OC Pride Jen and Amie Angus 2018

Northwestern College graduates Jen and Amie Angus of Iowa City returned to Orange City after years of being away to attend OC Pride in 2018.

ORANGE CITY—The theme for this year’s OC Pride event is “You Can’t Burn Pride,” a nod to last year’s book-burning controversy and a message to its supporters that the event isn’t going anywhere.

“Year three is really about coming together,” said Allie Macedo, communications director for the Orange City-based LGBTQ advocacy organization, which is hosting its third annual pride event next weekend.

“The world is a really hostile place — these times are really crazy — and I think it’s super important that we have events like this where we can come together and for three days we can advocate and educate and support the LGBTQ-plus community.”

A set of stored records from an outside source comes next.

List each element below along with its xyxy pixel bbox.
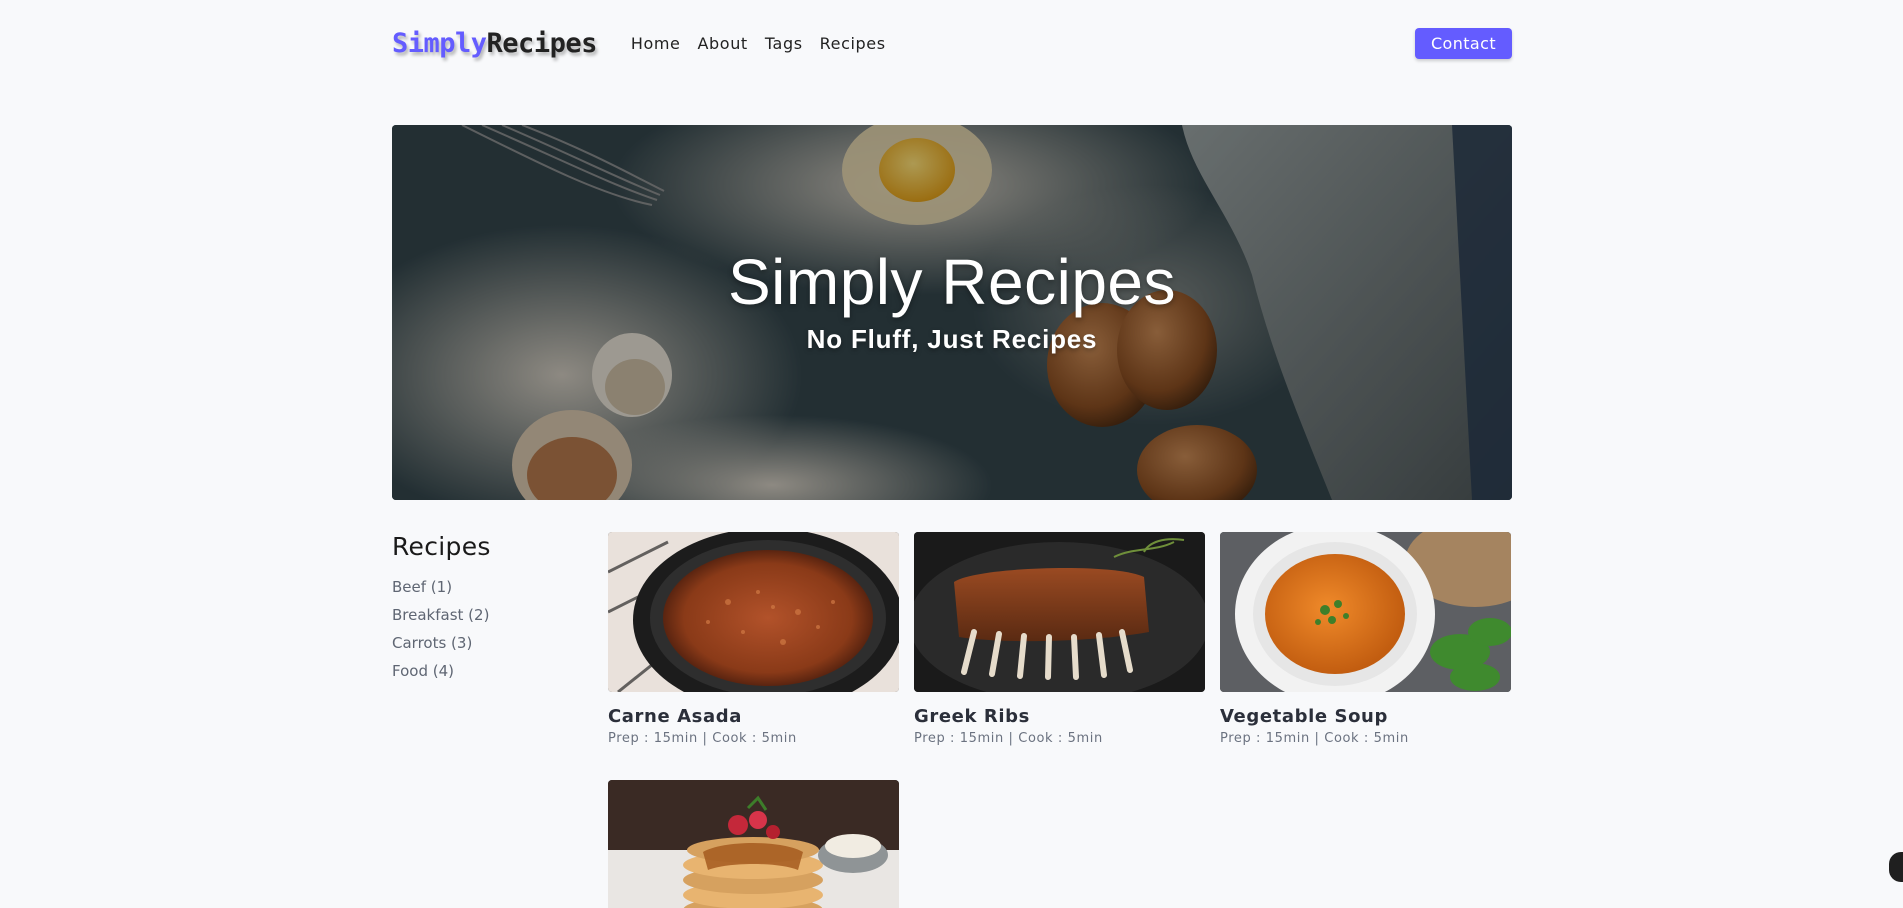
site-logo[interactable]: SimplyRecipes <box>392 28 597 59</box>
tag-list-item: Breakfast (2) <box>392 601 592 629</box>
recipe-meta: Prep : 15min | Cook : 5min <box>608 731 797 746</box>
hero-title: Simply Recipes <box>727 246 1177 318</box>
logo-simply: Simply <box>392 27 487 59</box>
contact-button[interactable]: Contact <box>1414 27 1512 59</box>
nav-link-about[interactable]: About <box>698 34 748 53</box>
greek-ribs-image <box>914 532 1205 692</box>
recipe-name: Vegetable Soup <box>1220 706 1388 727</box>
recipe-meta: Prep : 15min | Cook : 5min <box>914 731 1103 746</box>
tag-list-item: Food (4) <box>392 657 592 685</box>
scroll-to-top-widget[interactable] <box>1889 852 1903 882</box>
recipe-name: Carne Asada <box>608 706 742 727</box>
recipe-card-pancakes[interactable] <box>608 780 899 908</box>
tag-link-beef[interactable]: Beef (1) <box>392 573 592 601</box>
hero-text: Simply Recipes No Fluff, Just Recipes <box>392 246 1512 355</box>
tag-link-breakfast[interactable]: Breakfast (2) <box>392 601 592 629</box>
pancakes-image <box>608 780 899 908</box>
logo-recipes: Recipes <box>486 27 598 59</box>
nav-link-recipes[interactable]: Recipes <box>820 34 886 53</box>
vegetable-soup-image <box>1220 532 1511 692</box>
hero-subtitle: No Fluff, Just Recipes <box>806 324 1098 355</box>
recipe-meta: Prep : 15min | Cook : 5min <box>1220 731 1409 746</box>
tags-sidebar: Recipes Beef (1) Breakfast (2) Carrots (… <box>392 532 592 685</box>
recipe-name: Greek Ribs <box>914 706 1030 727</box>
nav-links: Home About Tags Recipes <box>631 34 903 53</box>
tag-list-item: Carrots (3) <box>392 629 592 657</box>
sidebar-title: Recipes <box>392 532 491 561</box>
recipe-card-vegetable-soup[interactable]: Vegetable Soup Prep : 15min | Cook : 5mi… <box>1220 532 1511 746</box>
recipe-card-carne-asada[interactable]: Carne Asada Prep : 15min | Cook : 5min <box>608 532 899 746</box>
tag-list-item: Beef (1) <box>392 573 592 601</box>
nav-link-tags[interactable]: Tags <box>765 34 803 53</box>
tag-link-food[interactable]: Food (4) <box>392 657 592 685</box>
top-navbar: SimplyRecipes Home About Tags Recipes Co… <box>392 0 1512 86</box>
hero-banner: Simply Recipes No Fluff, Just Recipes <box>392 125 1512 500</box>
tag-link-carrots[interactable]: Carrots (3) <box>392 629 592 657</box>
tag-list: Beef (1) Breakfast (2) Carrots (3) Food … <box>392 573 592 685</box>
carne-asada-image <box>608 532 899 692</box>
recipe-card-greek-ribs[interactable]: Greek Ribs Prep : 15min | Cook : 5min <box>914 532 1205 746</box>
nav-link-home[interactable]: Home <box>631 34 681 53</box>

Last year’s disruption — a man who does not reside in the community and was later found guilty in a court of law of burning LGBTQ-themed children’s books from the local public library to protest the event — made OC Pride board member Noah Bliss realize how much work still lies ahead.

“We’re kind of just showing we’re here, we exist, we support each other and we are not going to back down,” Bliss said. “We’re not going to back down because we see how important pride is and it literally saves lives.”

Bliss also heads up the storytelling event that kicks off pride at 7 p.m. Friday, Oct. 18, at Prairie Winds Event Center in Orange City.

During the event, storytellers will talk about some hardships they’ve faced as a member of the LGBTQ community.

“It’s going to be this space for everyone to come and be like this is how I got through — for example — living in Orange City growing up as a gay kid,” Bliss said.

“The theme is ‘Nevertheless We Persisted,’ which I think is really prevalent in this area.”

Sharing stories with one another and the audience helps develop a sense of camaraderie, Bliss noted.

“Friday night’s event is kind of the highlight for me,” Macedo added. “Being able to hear the stories and experiences that the LGBTQ-plus have gone through really resonate with me why we are doing this.

“I feel like our entire weekend, bits and pieces of it are deconstructed to form a narrative and this is a great way to showcase this is who we are and this is why we do it.”

The schedule on Saturday, Oct. 19, starts with morning yoga at Orange City Town Hall, an afternoon resource night followed by more activities at Prairie Winds including a family show, a drag show and a dance party.

Things conclude with a brunch on Sunday, Oct. 20, at the LeMars 4 Brothers location, which will include bottomless mimosas.

Another new wrinkle for this year’s schedule is it is in English and Spanish, something new OC Pride board Vanessa Nevarez, a transgender Latino woman, suggested.

She noted for pride to truly be inclusive, it needs to reach as many people as possible including the region’s growing Latino population. Advocacy, education, support and inclusivity are stated goals for OC Pride — which won the One Iowa Donna Red Wing Advocate of the Year Award in April — and board members wanted to clear up any misnomers.

“Orange City Pride is for people that want to go; we’re not forcing them to go,” Bliss said. “Pride is for the LGBTQ people and their allies and that’s it. We’re not out here to poison the water and make everyone gay.

“We’re not even here saying they need to change their minds, we are not pushing a ‘agenda.’ The only reason we exist is to the support the legitimately existing community here in Orange City. We’re not going door to door putting slips in people’s mailboxes of RuPaul and trying to get people over to our side. We are just existing and we want to show that we do exist and that we have a right to be here and a right to be who we are.”